Secure-by-default AWS VPC built with Terraform: public and private subnets, route tables, NACLs, and a baseline security group. Private subnets have no internet route; separate tiers and no public SSH by default.

Tech Stack

AWSTerraformVPCNetworkingSecurityIaC

Overview

A secure-by-default AWS VPC architecture built entirely with Terraform. This project implements public and private subnets with proper route tables, network ACLs (NACLs), and a baseline security group.

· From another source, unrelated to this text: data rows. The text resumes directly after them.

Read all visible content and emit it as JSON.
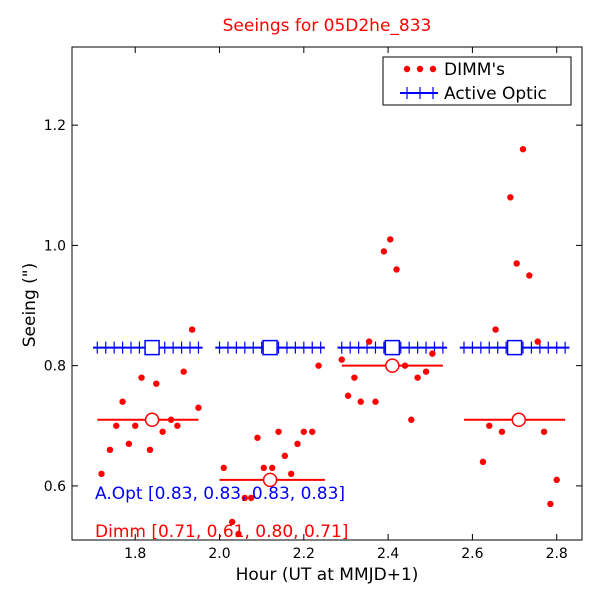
{
  "chart_data": {
    "type": "scatter",
    "title": "Seeings for 05D2he_833",
    "xlabel": "Hour (UT at MMJD+1)",
    "ylabel": "Seeing (\")",
    "xlim": [
      1.65,
      2.86
    ],
    "ylim": [
      0.51,
      1.33
    ],
    "xticks": [
      1.8,
      2.0,
      2.2,
      2.4,
      2.6,
      2.8
    ],
    "xtick_labels": [
      "1.8",
      "2.0",
      "2.2",
      "2.4",
      "2.6",
      "2.8"
    ],
    "yticks": [
      0.6,
      0.8,
      1.0,
      1.2
    ],
    "ytick_labels": [
      "0.6",
      "0.8",
      "1.0",
      "1.2"
    ],
    "grid": false,
    "legend_position": "top-right",
    "colors": {
      "dimm": "#ff0000",
      "active_optic": "#0000ff",
      "title": "#ff0000"
    },
    "series": [
      {
        "name": "DIMM's",
        "marker": "dot",
        "color": "#ff0000",
        "points": [
          [
            1.72,
            0.62
          ],
          [
            1.74,
            0.66
          ],
          [
            1.755,
            0.7
          ],
          [
            1.77,
            0.74
          ],
          [
            1.785,
            0.67
          ],
          [
            1.8,
            0.7
          ],
          [
            1.815,
            0.78
          ],
          [
            1.835,
            0.66
          ],
          [
            1.85,
            0.77
          ],
          [
            1.865,
            0.69
          ],
          [
            1.885,
            0.71
          ],
          [
            1.9,
            0.7
          ],
          [
            1.915,
            0.79
          ],
          [
            1.935,
            0.86
          ],
          [
            1.95,
            0.73
          ],
          [
            2.01,
            0.63
          ],
          [
            2.03,
            0.54
          ],
          [
            2.045,
            0.52
          ],
          [
            2.06,
            0.58
          ],
          [
            2.075,
            0.58
          ],
          [
            2.09,
            0.68
          ],
          [
            2.105,
            0.63
          ],
          [
            2.125,
            0.63
          ],
          [
            2.14,
            0.69
          ],
          [
            2.155,
            0.65
          ],
          [
            2.17,
            0.62
          ],
          [
            2.185,
            0.67
          ],
          [
            2.2,
            0.69
          ],
          [
            2.22,
            0.69
          ],
          [
            2.235,
            0.8
          ],
          [
            2.29,
            0.81
          ],
          [
            2.305,
            0.75
          ],
          [
            2.32,
            0.78
          ],
          [
            2.335,
            0.74
          ],
          [
            2.355,
            0.84
          ],
          [
            2.37,
            0.74
          ],
          [
            2.39,
            0.99
          ],
          [
            2.405,
            1.01
          ],
          [
            2.42,
            0.96
          ],
          [
            2.44,
            0.8
          ],
          [
            2.455,
            0.71
          ],
          [
            2.47,
            0.78
          ],
          [
            2.49,
            0.79
          ],
          [
            2.505,
            0.82
          ],
          [
            2.625,
            0.64
          ],
          [
            2.64,
            0.7
          ],
          [
            2.655,
            0.86
          ],
          [
            2.67,
            0.69
          ],
          [
            2.69,
            1.08
          ],
          [
            2.705,
            0.97
          ],
          [
            2.72,
            1.16
          ],
          [
            2.735,
            0.95
          ],
          [
            2.755,
            0.84
          ],
          [
            2.77,
            0.69
          ],
          [
            2.785,
            0.57
          ],
          [
            2.8,
            0.61
          ]
        ]
      },
      {
        "name": "Active Optic",
        "marker": "plus",
        "color": "#0000ff",
        "segments": [
          {
            "x_start": 1.7,
            "x_end": 1.96,
            "value": 0.83,
            "center": 1.84
          },
          {
            "x_start": 1.99,
            "x_end": 2.25,
            "value": 0.83,
            "center": 2.12
          },
          {
            "x_start": 2.28,
            "x_end": 2.54,
            "value": 0.83,
            "center": 2.41
          },
          {
            "x_start": 2.57,
            "x_end": 2.83,
            "value": 0.83,
            "center": 2.7
          }
        ]
      },
      {
        "name": "Dimm median",
        "color": "#ff0000",
        "segments": [
          {
            "x_start": 1.71,
            "x_end": 1.95,
            "value": 0.71,
            "center": 1.84
          },
          {
            "x_start": 2.0,
            "x_end": 2.25,
            "value": 0.61,
            "center": 2.12
          },
          {
            "x_start": 2.29,
            "x_end": 2.53,
            "value": 0.8,
            "center": 2.41
          },
          {
            "x_start": 2.58,
            "x_end": 2.82,
            "value": 0.71,
            "center": 2.71
          }
        ]
      }
    ],
    "legend": [
      {
        "label": "DIMM's",
        "marker": "dot",
        "color": "#ff0000"
      },
      {
        "label": "Active Optic",
        "marker": "plus",
        "color": "#0000ff"
      }
    ],
    "annotations": [
      {
        "text": "A.Opt [0.83, 0.83, 0.83, 0.83]",
        "color": "#0000ff"
      },
      {
        "text": "Dimm [0.71, 0.61, 0.80, 0.71]",
        "color": "#ff0000"
      }
    ]
  }
}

Private subnets have no direct internet route, enabling separate tiers for application and data layers. Public SSH is disabled by default for improved security posture.

Challenges

  • Designing a VPC layout that separates public and private workloads
  • Configuring route tables so private subnets have no internet route
  • Defining NACLs and security groups for defense in depth
  • Keeping public SSH disabled by default while allowing managed access

Solutions

  • Defined public and private subnets with distinct route tables
  • Used Terraform modules for route tables, NACLs, and security groups
  • Enforced no-internet route on private subnets via route table design
  • Created baseline security group with minimal ingress/egress rules

Results

  • Clear separation between public and private tiers
  • Private subnets isolated from direct internet access
  • Repeatable, auditable network setup via Terraform
  • Secure-by-default baseline suitable for production use

Architecture

The architecture uses Terraform to provision a VPC with public and private subnets across availability zones. Public subnets attach to an internet gateway; private subnets use NAT or no internet route. Route tables, NACLs, and a baseline security group are defined in code. All networking is managed as Infrastructure as Code for consistency and compliance.